Ah, the joys of parenthood. Next week it will be a year since the birth of my youngest son. He is my fourth and final. I am a 38 year old mother of four boys ranging in age from 12 years to almost 1. The ups and downs of parenthood are measured in moments, in the laughter of a baby or the screech of child who just fell off of his bike. We do the best we can by and for our children. It is all anyone can do. At our less pristine parenting moments, many of us resign ourselves to the notion that our children will always deserve better than what we are. At our best, we don't even think about it. We enjoy them and love them and teach them. So what happens when your ability to do all that changes? What happens when your life forces you to take notice of yourself?
During my last pregnancy, I was in severe pain. Being my fourth pregnancy, each one being worse than the previous, I casually mentioned it to my Doctors and wrote it off as my "normal". I figured the pain was worse because I had gained some weight and gotten older. Even so, I figured that once I gave birth, things would soon get back to normal. When my symptoms did not improve within three months, I figured it was because I was breastfeeding full time, where usually I supplemented with formula. It was not until I went to visit my family when the baby was three months old that I figured anything was really wrong. It was in their eyes. I was gazed upon with both disgust for my "laziness" and just plain sadness. It's funny how differently people see things. Yet even with that, it took my mother traveling 400 miles to babysit my children just so that I could go to the doctor, before I conceded that something might truly be wrong. Yet, no one knows for sure what that may be.

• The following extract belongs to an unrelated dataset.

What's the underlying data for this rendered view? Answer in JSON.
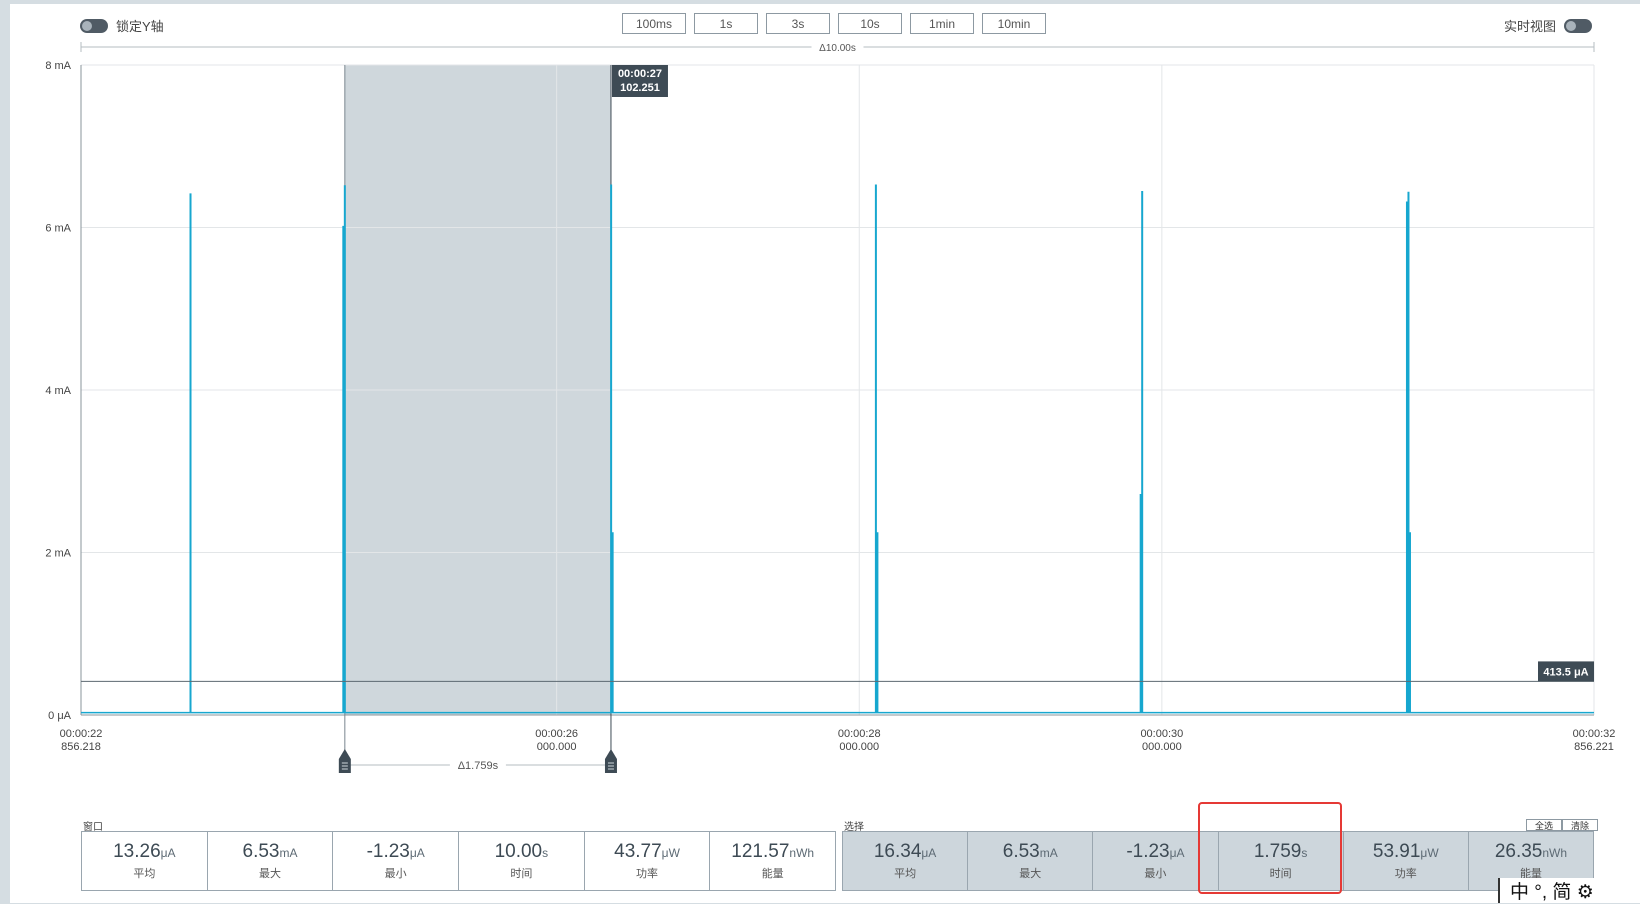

This blog is intended to be my release. A place to let out my frustration at all that I can or can't do at any given moment, frustration with doctors, and mostly with myself. I will try to put the events of the last year and a half in some kind of order. It will be the short version. Then, my hopes are to write on here as often as possible to track my progress. I will post my medication and other treatments, as well as how this all affects my life. At the very least, I will get things off my chest and perhaps in a few months get a bigger picture. Hopefully, someone will read this and know that they are not alone in their similar struggles. If my pain can help someone, even a little bit, then it is worth putting it here for the world to see.